Every now and again, a song hits a nerve. It seems to capture in a concise way the mood of a movement, or a group, or a generation. The song “Igendwas” by Yvonne Catterfeld hits a sweet spot in describing this cultural moment (at least for my generation). Yes, the title is funny; that’s because the song is in German. Here is a general-purpose English translation that is good enough to see what it is about (it’s a pretty song, even if you don’t understand German).
Above I have translated the chorus into poetic English. The chorus captures clearly the indecisive yearning which runs throughout the song. A yearning for something or someone that rises beyond the trivial, the temporary, and the cliches of modern life. Catterfeld muses on how we are able to explain the position of the earth, make monuments, take pictures, yet it all fades away. Our pictures don’t give us memory; our monuments don’t make us last; we can explain the rotation of the earth but in our pursuit of explaining ourselves we just keep trashing the world around us. It turns out, doing things and making stuff doesn’t assuage the yearning in our hearts. There must be something more.
In the second verse (sung by another German artist, Bengio), the song moves into reflections of endless indeterminacy. He sings of our longing to find someone who is real, solid, lasting, and who shows us who we are. But even if we found someone who might be able to do that, we can’t stay and learn because staying and learning means we could miss out on something else happening somewhere else. There is always a something else and always a somewhere else and the endless chasing for something leaves us endlessly spinning, finding nothing. Always more and different with the hope that the novel will turn out not just to be novel but categorically different. That in the next novel thing we will actually find the thing which explains ourselves to us. We are dedicated to getting somewhere, finding something, achieving something, but no one knows what that is and no one has the answer to guide us.
A song of our hearts
This song is a song of the human heart. We know, each one of us, that there is something more than what we have. That we were intended for greater than, deeper than, higher than. But in each ascent to the heavens, we find that the beeswax which holds our wings together can’t lift us high enough, and we plunge again into the seas below. As the Christian band The Gray Havens puts it in their song “High Enough:”
'Cause we fly, to the mountain top We climb, to the skies above We sail, to the stars and up But we can't get high, high enough
All around us—and, if we are honest, far too often inside of us—is a world full of people looking to find something. Something else. Something that lasts. Something that shows we are right. Something that shows we have reached as high as there is to reach. Something that shows we have become God.
There is no something we will ever find, though. Not by just following our longings to the next shiny thing.
There is no someone we will ever find, though. Not by trying out someone while endlessly looking for the next someone who might be better.
As much as our hearts were made for delight—and that pursuit of delight stands behind the pursuit of “something”—they were also made for devotion. Devotion is the breeding ground for delight.

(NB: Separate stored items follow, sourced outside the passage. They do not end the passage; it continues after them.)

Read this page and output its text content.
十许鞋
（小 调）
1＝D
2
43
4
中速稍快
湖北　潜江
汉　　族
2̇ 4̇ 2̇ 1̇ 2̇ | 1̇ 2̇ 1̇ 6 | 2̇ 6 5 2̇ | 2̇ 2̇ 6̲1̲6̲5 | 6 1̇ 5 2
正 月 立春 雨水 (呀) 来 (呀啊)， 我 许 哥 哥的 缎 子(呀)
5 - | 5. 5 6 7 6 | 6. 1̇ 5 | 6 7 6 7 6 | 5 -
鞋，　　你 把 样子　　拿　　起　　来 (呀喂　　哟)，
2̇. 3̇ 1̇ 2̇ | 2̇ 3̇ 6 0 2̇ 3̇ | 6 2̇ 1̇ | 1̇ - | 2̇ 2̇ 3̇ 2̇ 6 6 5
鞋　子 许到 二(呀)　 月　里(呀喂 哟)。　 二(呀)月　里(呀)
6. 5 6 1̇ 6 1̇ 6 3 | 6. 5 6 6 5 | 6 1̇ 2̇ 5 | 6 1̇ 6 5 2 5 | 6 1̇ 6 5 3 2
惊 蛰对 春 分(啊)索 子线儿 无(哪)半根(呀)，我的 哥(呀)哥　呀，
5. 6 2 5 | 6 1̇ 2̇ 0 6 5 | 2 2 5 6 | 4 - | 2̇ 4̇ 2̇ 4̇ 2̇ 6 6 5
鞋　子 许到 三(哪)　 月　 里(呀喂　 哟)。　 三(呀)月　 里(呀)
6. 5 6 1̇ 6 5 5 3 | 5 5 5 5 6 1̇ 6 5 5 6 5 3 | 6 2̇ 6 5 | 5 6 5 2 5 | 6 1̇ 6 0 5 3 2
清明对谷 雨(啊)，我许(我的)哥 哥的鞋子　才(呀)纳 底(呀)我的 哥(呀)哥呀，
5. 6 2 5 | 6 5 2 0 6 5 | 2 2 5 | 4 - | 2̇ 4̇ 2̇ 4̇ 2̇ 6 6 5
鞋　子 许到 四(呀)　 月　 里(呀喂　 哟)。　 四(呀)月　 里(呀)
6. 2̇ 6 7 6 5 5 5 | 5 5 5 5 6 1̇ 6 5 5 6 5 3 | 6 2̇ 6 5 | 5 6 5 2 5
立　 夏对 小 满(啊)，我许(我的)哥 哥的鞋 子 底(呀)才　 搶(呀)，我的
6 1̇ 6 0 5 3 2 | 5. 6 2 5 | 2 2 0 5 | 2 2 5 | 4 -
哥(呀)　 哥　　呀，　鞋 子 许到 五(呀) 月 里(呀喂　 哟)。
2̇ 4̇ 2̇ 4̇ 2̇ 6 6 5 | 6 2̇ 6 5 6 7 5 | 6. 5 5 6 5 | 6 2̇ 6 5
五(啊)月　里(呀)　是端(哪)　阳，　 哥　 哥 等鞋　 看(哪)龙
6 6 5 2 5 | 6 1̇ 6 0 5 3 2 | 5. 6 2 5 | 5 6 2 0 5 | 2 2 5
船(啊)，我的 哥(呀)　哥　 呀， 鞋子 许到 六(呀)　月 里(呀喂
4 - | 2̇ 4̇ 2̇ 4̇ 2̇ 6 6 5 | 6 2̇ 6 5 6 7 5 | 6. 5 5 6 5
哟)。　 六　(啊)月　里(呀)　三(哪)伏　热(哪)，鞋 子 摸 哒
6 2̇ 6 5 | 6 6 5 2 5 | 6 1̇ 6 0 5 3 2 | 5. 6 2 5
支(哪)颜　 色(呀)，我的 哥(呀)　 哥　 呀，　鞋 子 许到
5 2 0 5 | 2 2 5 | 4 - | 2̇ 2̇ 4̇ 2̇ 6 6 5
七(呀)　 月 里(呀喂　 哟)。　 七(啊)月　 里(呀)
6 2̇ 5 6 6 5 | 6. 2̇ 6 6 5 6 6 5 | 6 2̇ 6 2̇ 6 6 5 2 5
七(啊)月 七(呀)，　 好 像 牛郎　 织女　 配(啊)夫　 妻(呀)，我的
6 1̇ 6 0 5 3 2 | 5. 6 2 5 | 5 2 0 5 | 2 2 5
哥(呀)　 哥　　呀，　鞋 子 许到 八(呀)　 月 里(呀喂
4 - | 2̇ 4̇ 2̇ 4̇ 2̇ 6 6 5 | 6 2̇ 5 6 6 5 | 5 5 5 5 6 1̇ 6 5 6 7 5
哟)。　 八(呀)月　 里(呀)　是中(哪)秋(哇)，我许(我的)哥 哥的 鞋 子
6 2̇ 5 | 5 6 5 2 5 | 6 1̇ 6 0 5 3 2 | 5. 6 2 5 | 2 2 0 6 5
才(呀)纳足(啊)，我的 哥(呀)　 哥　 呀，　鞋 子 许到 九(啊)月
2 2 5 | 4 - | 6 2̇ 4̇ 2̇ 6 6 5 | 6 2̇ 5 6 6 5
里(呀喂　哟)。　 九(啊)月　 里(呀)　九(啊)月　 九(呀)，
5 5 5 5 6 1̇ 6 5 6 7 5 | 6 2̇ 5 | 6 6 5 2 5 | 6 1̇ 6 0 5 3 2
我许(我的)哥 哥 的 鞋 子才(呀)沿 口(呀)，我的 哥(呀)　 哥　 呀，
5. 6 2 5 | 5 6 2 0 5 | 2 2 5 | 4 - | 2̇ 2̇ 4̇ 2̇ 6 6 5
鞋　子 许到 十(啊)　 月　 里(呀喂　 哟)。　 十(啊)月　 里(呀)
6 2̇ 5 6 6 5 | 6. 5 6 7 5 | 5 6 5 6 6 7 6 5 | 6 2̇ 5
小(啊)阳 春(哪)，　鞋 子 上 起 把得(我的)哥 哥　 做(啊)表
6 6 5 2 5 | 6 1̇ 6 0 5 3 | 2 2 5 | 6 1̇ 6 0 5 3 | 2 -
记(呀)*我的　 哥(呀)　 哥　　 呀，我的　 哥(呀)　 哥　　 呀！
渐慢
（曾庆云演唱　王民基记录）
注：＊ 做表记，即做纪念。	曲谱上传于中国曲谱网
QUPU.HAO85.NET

The lesser and greater delights
Many delights in life can be found through devotion to a craft. Rejecting the endless pursuit of something else and rooting down here (rather than looking for another “there” to go to) opens up the possibility of delight. Devotion to a place, a people, a project, provides the time and space it takes for delight to grow in our hearts. These lesser delights of life are beautiful and worthy to be savored. We were made for these delights. Yet they are lesser. While worthy, even devotion to these lesser delights will never pull us outside of the endless pursuit of something else. Our hearts are made for something more profound than we can achieve by ourselves.
The greater delight is what we are really seeking for in each throw-away delight, each new relationship, each new experience. But no experience resumé of lesser delights ever adds up to the greater delight. The greater delight is not, in an ultimate sense, something—someone really—to be found by us in our pursuit. The Greater Delight demands instead that he finds us. Until we are worn out on the endless pursuit of some greater lesser delight that might bring contentment, the Greater Delight is unexperienceable.
A master of our hearts
The song Irgendwas colors in the contours of modern life, but can’t make sense of why the picture is always blurry and never resolves. There is a need, in the end, to give up on the pursuit. Not to give up on the pursuit of delight, but to give up believing (hoping against hope) that enough lesser delights will ever equal the Greater Delight.
The great lie of today is that we can both be master of self and enjoy the delight for which we were made.
What our hearts really need, really crave for, is a Master who can guide us into delight. Indeed, who is Greater Delight. As St. Augustine said long ago:
“You have made us for yourself, O Lord, and our heart is restless until it resets in you.”